The vertical asymptote is found when $f \left(x\right)$ tends to infinity. $f \left(x\right)$ normally tends to infinity when the denominator tends to $0$.

So here:

$3 x - 1 = 0$

$3 x = 1$

$x = \frac{1}{3}$ is the vertical asymptote.

For the horizontal asymptote, we use the degrees of the numerator and the denominator. Say $m$ is the former and $n$ the latter. If:

$m > n$, then there is no horizontal asymptote, only a slant.
$m = n$, the horizontal asymptote is at the quotient of the leading coefficient of the numerator and denominator
$m <$$n$, the asymptote is at $y = 0$.

Here, $m = 1$ and $n = 1$. So $m = n$.

We must divide the leading coefficients of the numerator $\left(2\right)$ and the denominator ($3$).

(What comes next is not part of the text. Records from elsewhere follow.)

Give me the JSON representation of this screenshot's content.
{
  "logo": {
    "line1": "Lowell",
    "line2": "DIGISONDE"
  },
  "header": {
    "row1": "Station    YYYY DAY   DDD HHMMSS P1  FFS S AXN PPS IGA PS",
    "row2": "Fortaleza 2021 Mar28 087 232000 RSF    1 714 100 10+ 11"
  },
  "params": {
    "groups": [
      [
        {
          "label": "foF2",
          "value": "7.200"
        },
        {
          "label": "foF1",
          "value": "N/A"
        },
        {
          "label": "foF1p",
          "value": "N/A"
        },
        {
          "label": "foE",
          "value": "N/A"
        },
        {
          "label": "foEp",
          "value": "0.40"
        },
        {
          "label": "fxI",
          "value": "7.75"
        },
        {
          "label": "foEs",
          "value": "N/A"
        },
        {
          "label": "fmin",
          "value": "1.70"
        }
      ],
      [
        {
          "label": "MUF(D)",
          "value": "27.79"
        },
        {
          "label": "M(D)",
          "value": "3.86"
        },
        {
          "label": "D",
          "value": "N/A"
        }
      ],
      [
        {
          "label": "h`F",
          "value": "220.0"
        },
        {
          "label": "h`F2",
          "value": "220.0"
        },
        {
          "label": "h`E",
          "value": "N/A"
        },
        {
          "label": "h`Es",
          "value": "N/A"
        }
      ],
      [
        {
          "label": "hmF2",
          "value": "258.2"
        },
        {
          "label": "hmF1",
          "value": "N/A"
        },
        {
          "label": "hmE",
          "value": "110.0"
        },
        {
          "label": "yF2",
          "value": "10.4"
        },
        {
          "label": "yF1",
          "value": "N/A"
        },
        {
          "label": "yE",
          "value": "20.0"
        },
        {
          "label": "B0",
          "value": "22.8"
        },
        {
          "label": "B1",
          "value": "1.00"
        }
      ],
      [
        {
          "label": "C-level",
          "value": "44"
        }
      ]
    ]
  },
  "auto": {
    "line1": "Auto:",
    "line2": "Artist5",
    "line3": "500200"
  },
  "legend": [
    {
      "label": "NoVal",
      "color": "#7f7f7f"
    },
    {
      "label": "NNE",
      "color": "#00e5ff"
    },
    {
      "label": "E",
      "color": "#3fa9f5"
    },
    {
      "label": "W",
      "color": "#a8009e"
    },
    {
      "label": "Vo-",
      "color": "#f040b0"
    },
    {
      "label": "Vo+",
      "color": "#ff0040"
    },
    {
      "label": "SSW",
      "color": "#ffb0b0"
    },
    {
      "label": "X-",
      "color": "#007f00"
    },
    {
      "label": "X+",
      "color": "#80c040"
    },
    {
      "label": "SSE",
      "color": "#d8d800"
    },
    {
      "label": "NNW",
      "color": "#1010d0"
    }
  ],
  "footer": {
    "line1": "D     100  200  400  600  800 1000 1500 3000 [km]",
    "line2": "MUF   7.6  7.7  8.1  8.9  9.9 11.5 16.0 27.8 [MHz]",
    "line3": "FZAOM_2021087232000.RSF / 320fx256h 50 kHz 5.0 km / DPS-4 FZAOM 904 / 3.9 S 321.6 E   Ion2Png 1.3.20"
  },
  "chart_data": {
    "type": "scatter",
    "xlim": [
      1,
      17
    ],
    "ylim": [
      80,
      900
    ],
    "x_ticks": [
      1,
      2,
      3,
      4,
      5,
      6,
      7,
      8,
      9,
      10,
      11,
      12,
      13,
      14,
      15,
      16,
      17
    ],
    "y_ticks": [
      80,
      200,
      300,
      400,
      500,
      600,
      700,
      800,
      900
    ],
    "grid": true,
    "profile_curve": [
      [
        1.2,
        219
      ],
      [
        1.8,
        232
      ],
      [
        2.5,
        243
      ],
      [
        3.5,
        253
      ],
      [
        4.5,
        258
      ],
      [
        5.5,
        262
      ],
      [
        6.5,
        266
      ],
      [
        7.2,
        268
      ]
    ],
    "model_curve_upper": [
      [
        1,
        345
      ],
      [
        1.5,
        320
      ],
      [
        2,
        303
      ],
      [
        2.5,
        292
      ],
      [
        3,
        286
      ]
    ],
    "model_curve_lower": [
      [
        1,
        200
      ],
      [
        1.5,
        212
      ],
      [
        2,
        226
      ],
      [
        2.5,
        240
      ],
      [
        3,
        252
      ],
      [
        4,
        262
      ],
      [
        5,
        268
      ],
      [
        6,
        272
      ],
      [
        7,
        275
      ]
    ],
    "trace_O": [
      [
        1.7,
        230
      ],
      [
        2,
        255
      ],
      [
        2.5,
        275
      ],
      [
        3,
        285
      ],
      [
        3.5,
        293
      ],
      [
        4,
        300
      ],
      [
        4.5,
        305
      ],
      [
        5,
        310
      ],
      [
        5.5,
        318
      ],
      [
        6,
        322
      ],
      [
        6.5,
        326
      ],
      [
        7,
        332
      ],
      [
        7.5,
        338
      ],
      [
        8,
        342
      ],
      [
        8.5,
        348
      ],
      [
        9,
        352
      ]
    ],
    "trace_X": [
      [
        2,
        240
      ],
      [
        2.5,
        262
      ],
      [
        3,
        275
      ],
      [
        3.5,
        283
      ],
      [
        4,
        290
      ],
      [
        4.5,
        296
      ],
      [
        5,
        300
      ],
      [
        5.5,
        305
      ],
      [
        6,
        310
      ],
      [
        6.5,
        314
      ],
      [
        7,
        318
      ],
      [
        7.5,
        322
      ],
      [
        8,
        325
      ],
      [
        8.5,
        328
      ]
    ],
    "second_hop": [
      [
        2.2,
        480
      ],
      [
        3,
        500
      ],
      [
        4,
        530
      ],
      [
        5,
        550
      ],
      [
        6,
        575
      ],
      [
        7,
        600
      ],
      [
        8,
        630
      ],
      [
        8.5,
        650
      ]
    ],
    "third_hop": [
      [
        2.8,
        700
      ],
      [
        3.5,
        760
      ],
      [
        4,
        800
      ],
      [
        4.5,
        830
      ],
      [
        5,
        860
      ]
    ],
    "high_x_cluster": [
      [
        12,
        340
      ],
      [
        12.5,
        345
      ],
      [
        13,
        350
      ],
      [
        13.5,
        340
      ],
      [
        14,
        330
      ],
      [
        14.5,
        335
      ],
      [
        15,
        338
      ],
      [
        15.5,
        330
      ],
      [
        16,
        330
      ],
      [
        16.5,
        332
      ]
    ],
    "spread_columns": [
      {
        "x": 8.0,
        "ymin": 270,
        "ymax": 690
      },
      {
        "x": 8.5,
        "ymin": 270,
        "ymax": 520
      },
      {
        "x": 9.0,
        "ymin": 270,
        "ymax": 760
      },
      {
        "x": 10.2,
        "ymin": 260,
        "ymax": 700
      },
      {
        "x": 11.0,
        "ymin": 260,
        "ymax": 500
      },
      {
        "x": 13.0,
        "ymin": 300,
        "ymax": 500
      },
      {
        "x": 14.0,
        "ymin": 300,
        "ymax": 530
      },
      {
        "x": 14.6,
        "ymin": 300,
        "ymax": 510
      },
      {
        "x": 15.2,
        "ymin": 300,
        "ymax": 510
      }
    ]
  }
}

$y = \frac{2}{3}$ is the horizontal asymptote.

The x-intercept is found when $f \left(x\right) = 0$. Here,

$\frac{2 x}{3 x - 1} = 0$

$2 x = 0$

$x = 0$ is the x-intercept.

The y-intercept is the answer to $f \left(0\right)$. Inputting:

$\frac{2 \cdot 0}{3 \cdot 0 + 1}$

$\frac{0}{1}$

$y = 0$ is the y intercept.